Ban for single-hull oil tankers, finally

The International Maritime Organization (IMO) has finally agreed to eliminate the use of single-hull tankers, blamed for major environmental disasters such as the Erika and Exxon Valdez oil spills.


More than a year after the European Union acted to ban single-hull oil tankers (see related story), in the wake of the Erika spill off the Brittany coast in 1999 (see related story), and after the US’s tightening of maritime safety standards after 1989’s Exxon Valdez oil spill off Alaska, the IMO’s Marine Environment Protection Committee (MEPC) finally approved a new global timetable for accelerating the phase-out of single-hull oil tankers on 30 April.

At the end of the MEPC’s meeting, delegates from IMO’s 158 member States agreed to a timetable that will see most single-hull oil tankers eliminated by 2015 or earlier and replaced with double-hull tankers which offer greater protection of the environment from pollution. All new oil tankers built since 1996 are already required to have double hulls. The new regulation will enter into force in September 2002, which IMO says is the earliest possible time permitted. The revised regulation applies to all oil tankers of 5,000 tonnes deadweight and above, but, although the new phase-out timetable sets 2015 as the principal cut-off date for all single-hull tankers, the flag state administration may allow for some newer single hull ships registered in its country that conform to certain technical specifications to continue trading until the 25th anniversary of their delivery, but these can now be denied port entry. For example, the European Union, together with Cyprus and Malta, indicated that they would deny port entry to single-hull tankers beyond 2015.

Other key environmental issues adopted were a draft convention to eliminate the use of toxic anti-fouling paints on ships, measures to prevent or minimise the carriage of harmful organisms in ships’ ballast water, following reports of an introduced species of marine shellfish spread by ballast in ocean-going ships to Sydney Harbour, altering habitats to the detriment of native species (see related story) and for the prevention of air pollution from ships.

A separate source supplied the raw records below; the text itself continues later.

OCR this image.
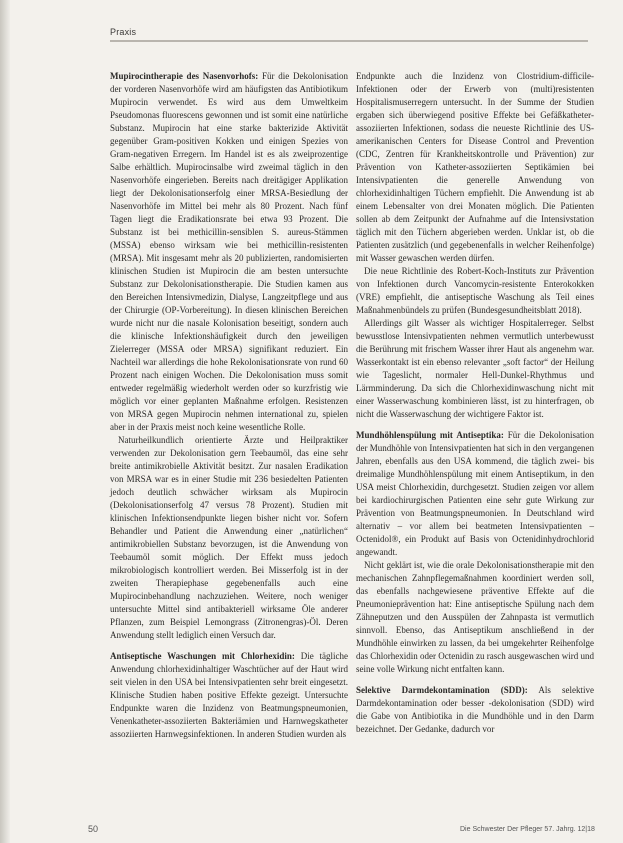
Praxis

Mupirocintherapie des Nasenvorhofs: Für die Dekolonisation der vorderen Nasenvorhöfe wird am häufigsten das Antibiotikum Mupirocin verwendet. Es wird aus dem Umweltkeim Pseudomonas fluorescens gewonnen und ist somit eine natürliche Substanz. Mupirocin hat eine starke bakterizide Aktivität gegenüber Gram-positiven Kokken und einigen Spezies von Gram-negativen Erregern. Im Handel ist es als zweiprozentige Salbe erhältlich. Mupirocinsalbe wird zweimal täglich in den Nasenvorhöfe eingerieben. Bereits nach dreitägiger Applikation liegt der Dekolonisationserfolg einer MRSA-Besiedlung der Nasenvorhöfe im Mittel bei mehr als 80 Prozent. Nach fünf Tagen liegt die Eradikationsrate bei etwa 93 Prozent. Die Substanz ist bei methicillin-sensiblen S. aureus-Stämmen (MSSA) ebenso wirksam wie bei methicillin-resistenten (MRSA). Mit insgesamt mehr als 20 publizierten, randomisierten klinischen Studien ist Mupirocin die am besten untersuchte Substanz zur Dekolonisationstherapie. Die Studien kamen aus den Bereichen Intensivmedizin, Dialyse, Langzeitpflege und aus der Chirurgie (OP-Vorbereitung). In diesen klinischen Bereichen wurde nicht nur die nasale Kolonisation beseitigt, sondern auch die klinische Infektionshäufigkeit durch den jeweiligen Zielerreger (MSSA oder MRSA) signifikant reduziert. Ein Nachteil war allerdings die hohe Rekolonisationsrate von rund 60 Prozent nach einigen Wochen. Die Dekolonisation muss somit entweder regelmäßig wiederholt werden oder so kurzfristig wie möglich vor einer geplanten Maßnahme erfolgen. Resistenzen von MRSA gegen Mupirocin nehmen international zu, spielen aber in der Praxis meist noch keine wesentliche Rolle.

Naturheilkundlich orientierte Ärzte und Heilpraktiker verwenden zur Dekolonisation gern Teebaumöl, das eine sehr breite antimikrobielle Aktivität besitzt. Zur nasalen Eradikation von MRSA war es in einer Studie mit 236 besiedelten Patienten jedoch deutlich schwächer wirksam als Mupirocin (Dekolonisationserfolg 47 versus 78 Prozent). Studien mit klinischen Infektionsendpunkte liegen bisher nicht vor. Sofern Behandler und Patient die Anwendung einer „natürlichen“ antimikrobiellen Substanz bevorzugen, ist die Anwendung von Teebaumöl somit möglich. Der Effekt muss jedoch mikrobiologisch kontrolliert werden. Bei Misserfolg ist in der zweiten Therapiephase gegebenenfalls auch eine Mupirocinbehandlung nachzuziehen. Weitere, noch weniger untersuchte Mittel sind antibakteriell wirksame Öle anderer Pflanzen, zum Beispiel Lemongrass (Zitronengras)-Öl. Deren Anwendung stellt lediglich einen Versuch dar.

Antiseptische Waschungen mit Chlorhexidin: Die tägliche Anwendung chlorhexidinhaltiger Waschtücher auf der Haut wird seit vielen in den USA bei Intensivpatienten sehr breit eingesetzt. Klinische Studien haben positive Effekte gezeigt. Untersuchte Endpunkte waren die Inzidenz von Beatmungspneumonien, Venenkatheter-assoziierten Bakteriämien und Harnwegskatheter assoziierten Harnwegsinfektionen. In anderen Studien wurden als

Endpunkte auch die Inzidenz von Clostridium-difficile-Infektionen oder der Erwerb von (multi)resistenten Hospitalismuserregern untersucht. In der Summe der Studien ergaben sich überwiegend positive Effekte bei Gefäßkatheter-assoziierten Infektionen, sodass die neueste Richtlinie des US-amerikanischen Centers for Disease Control and Prevention (CDC, Zentren für Krankheitskontrolle und Prävention) zur Prävention von Katheter-assoziierten Septikämien bei Intensivpatienten die generelle Anwendung von chlorhexidinhaltigen Tüchern empfiehlt. Die Anwendung ist ab einem Lebensalter von drei Monaten möglich. Die Patienten sollen ab dem Zeitpunkt der Aufnahme auf die Intensivstation täglich mit den Tüchern abgerieben werden. Unklar ist, ob die Patienten zusätzlich (und gegebenenfalls in welcher Reihenfolge) mit Wasser gewaschen werden dürfen.

Die neue Richtlinie des Robert-Koch-Instituts zur Prävention von Infektionen durch Vancomycin-resistente Enterokokken (VRE) empfiehlt, die antiseptische Waschung als Teil eines Maßnahmenbündels zu prüfen (Bundesgesundheitsblatt 2018).

Allerdings gilt Wasser als wichtiger Hospitalerreger. Selbst bewusstlose Intensivpatienten nehmen vermutlich unterbewusst die Berührung mit frischem Wasser ihrer Haut als angenehm war. Wasserkontakt ist ein ebenso relevanter „soft factor“ der Heilung wie Tageslicht, normaler Hell-Dunkel-Rhythmus und Lärmminderung. Da sich die Chlorhexidinwaschung nicht mit einer Wasserwaschung kombinieren lässt, ist zu hinterfragen, ob nicht die Wasserwaschung der wichtigere Faktor ist.

Mundhöhlenspülung mit Antiseptika: Für die Dekolonisation der Mundhöhle von Intensivpatienten hat sich in den vergangenen Jahren, ebenfalls aus den USA kommend, die täglich zwei- bis dreimalige Mundhöhlenspülung mit einem Antiseptikum, in den USA meist Chlorhexidin, durchgesetzt. Studien zeigen vor allem bei kardiochirurgischen Patienten eine sehr gute Wirkung zur Prävention von Beatmungspneumonien. In Deutschland wird alternativ – vor allem bei beatmeten Intensivpatienten – Octenidol®, ein Produkt auf Basis von Octenidinhydrochlorid angewandt.

Nicht geklärt ist, wie die orale Dekolonisationstherapie mit den mechanischen Zahnpflegemaßnahmen koordiniert werden soll, das ebenfalls nachgewiesene präventive Effekte auf die Pneumonieprävention hat: Eine antiseptische Spülung nach dem Zähneputzen und den Ausspülen der Zahnpasta ist vermutlich sinnvoll. Ebenso, das Antiseptikum anschließend in der Mundhöhle einwirken zu lassen, da bei umgekehrter Reihenfolge das Chlorhexidin oder Octenidin zu rasch ausgewaschen wird und seine volle Wirkung nicht entfalten kann.

Selektive Darmdekontamination (SDD): Als selektive Darmdekontamination oder besser -dekolonisation (SDD) wird die Gabe von Antibiotika in die Mundhöhle und in den Darm bezeichnet. Der Gedanke, dadurch vor

50	Die Schwester Der Pfleger 57. Jahrg. 12|18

According to IMO Secretary-General William O’Neil, IMO has demonstrated quite clearly that it can respond to the needs of member governments and the world shipping community. “To deal with the fallout from the Erika we worked out a schedule…which advanced the date of this session of the MEPC so that any amendments adopted now could be put into force as soon as the IMO Convention allows. The adoption of the proposed amendments…reaffirms IMO’s position as the proper forum for dealing with complex technical, economic and political issues concerning international shipping, where significant differences in viewpoints can be resolved and a solution found that is acceptable to all.”